Stavolta, però, va oltre. E si concede un intero disco di cover, “Discover”, in uscita il 19 novembre. Un titolo birichino, che si presta a vari giochi di parole e interpretazioni, per raccontare di una raccolta di eclettici brani, riletti alla sua maniera. E seguendo poche ma buone regole.
Per esempio, conoscere bene la canzone che si vuole reinterpretare, in tutte le sue sfumature. E farla propria, darne una versione personale, senza esagerare con gli stravolgimenti per non rovinare tutto. Una questione di equilibri. E di buon gusto.

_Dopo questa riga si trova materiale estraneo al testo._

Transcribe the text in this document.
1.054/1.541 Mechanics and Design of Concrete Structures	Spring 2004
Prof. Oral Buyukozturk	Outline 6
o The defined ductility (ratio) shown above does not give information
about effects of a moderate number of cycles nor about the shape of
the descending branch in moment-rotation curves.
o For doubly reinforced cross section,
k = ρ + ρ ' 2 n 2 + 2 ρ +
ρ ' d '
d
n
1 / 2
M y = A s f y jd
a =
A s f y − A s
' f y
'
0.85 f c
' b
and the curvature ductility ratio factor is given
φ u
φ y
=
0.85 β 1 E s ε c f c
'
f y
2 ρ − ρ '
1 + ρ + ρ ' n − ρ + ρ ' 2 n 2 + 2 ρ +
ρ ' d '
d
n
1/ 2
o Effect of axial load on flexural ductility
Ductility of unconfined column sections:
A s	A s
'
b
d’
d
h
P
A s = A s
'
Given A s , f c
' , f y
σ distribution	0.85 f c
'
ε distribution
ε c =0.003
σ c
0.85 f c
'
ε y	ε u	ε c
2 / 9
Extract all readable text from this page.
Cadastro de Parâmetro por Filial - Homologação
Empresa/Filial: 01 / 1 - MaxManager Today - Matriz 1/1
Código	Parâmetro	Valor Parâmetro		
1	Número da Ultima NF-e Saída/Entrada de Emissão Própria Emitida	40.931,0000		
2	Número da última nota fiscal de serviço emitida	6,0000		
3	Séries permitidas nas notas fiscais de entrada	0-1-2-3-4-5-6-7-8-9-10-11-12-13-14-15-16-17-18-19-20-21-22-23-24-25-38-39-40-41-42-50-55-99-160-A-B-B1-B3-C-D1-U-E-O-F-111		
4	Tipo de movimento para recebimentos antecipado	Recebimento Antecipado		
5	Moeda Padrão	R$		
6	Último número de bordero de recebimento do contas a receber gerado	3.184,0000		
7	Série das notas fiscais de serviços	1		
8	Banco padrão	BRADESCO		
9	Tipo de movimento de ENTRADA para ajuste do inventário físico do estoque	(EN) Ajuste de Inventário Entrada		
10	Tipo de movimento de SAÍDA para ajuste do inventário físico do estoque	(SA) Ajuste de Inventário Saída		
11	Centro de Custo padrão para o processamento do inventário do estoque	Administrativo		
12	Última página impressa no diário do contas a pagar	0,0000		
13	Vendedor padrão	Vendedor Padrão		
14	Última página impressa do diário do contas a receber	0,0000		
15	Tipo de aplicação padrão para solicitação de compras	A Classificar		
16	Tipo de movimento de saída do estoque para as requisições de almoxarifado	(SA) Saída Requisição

Poi è sempre saggio stare distanti dai superclassici, i pezzi intoccabili, resi immortali da interpretazioni storiche, in cui è facile rompersi (metaforicamente) le ossa. Zucchero, vecchia volpe, lo sa. E ha volutamente lasciato da parte titoli che ama alla follia, come “A Whiter Shade Of Pale” dei Procol Harum, perché impossibile far meglio.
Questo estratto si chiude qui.